A silent countdown to career self-destruction
The rat race. The nine-to-five. We’re going to work, working towards higher goals, hoping to climb the corporate ladder, make that next sales goal, or grow our personal business. Maybe you’re playing golf when you’re not a golfer. Maybe you’re working into the wee hours of the morning in order to see a project to completion. Or maybe you’re doing an obscene number of Starbucks runs hoping to make an impression on the boss. While these things may give your career a boost be sure to do a self assessment to be sure you’re not on a silent countdown to career self-destruction.
Looking at your neighbor’s grass
OK, that sounds naughtier than it should…but in reality you shouldn’t be comparing your situation to your coworkers, friends, and peers. It’s one thing to be aware of opportunities and have your finger on the pulse of the industry you work in, to constantly compare yourself to others is detrimental.
Sometimes the grass is greener on the other side because that’s where all the manure is being dumped.
Focus on the reality of your current situation.

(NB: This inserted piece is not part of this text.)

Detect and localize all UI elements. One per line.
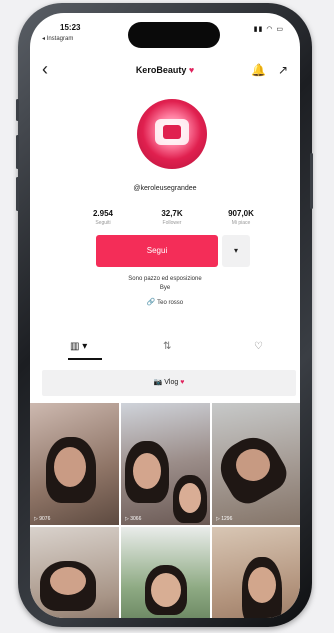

Are you working to your potential? Look to your coworkers for new skill sets, make your goals known to your superiors, and get your deliverables done. The grass is greener where you water it.
Not truly working a job
Showing up to work shouldn’t be considered the hardest part of your day. Work is called work for a reason – which doesn’t mean it can’t be enjoyable.
Be sure you’re putting in the effort that is needed to accomplish the responsibilities of your job.
Showing up to the office and spending more time by the coffee maker than on tasks gets you nowhere and noticed by no one.
Flaking on responsibilities
This is different than simply not working, as discussed above. In fact, frequent “flakers” actually are quite busy.
Flakers often have a lot on their plate but have a hard time saying no and/or managing their time.
Overcommitting happens easily, so having a well-maintained calendar and gauge on your current workload is a must. Don’t be afraid to say no when you truly can’t meet a deadline or make a meeting. Being upfront about conflicts is always better than over-committing and underachieving.
If you can go to work, look around, and see a lot of people who could do your job and do it well, you have a problem.
In times of budget crunches and restructuring, being replaceable will cost you your job.
Make sure that your skill sets stay sharp, you’re fulfilling the duties of your position and you’re continuously self-evaluating what you bring to the table.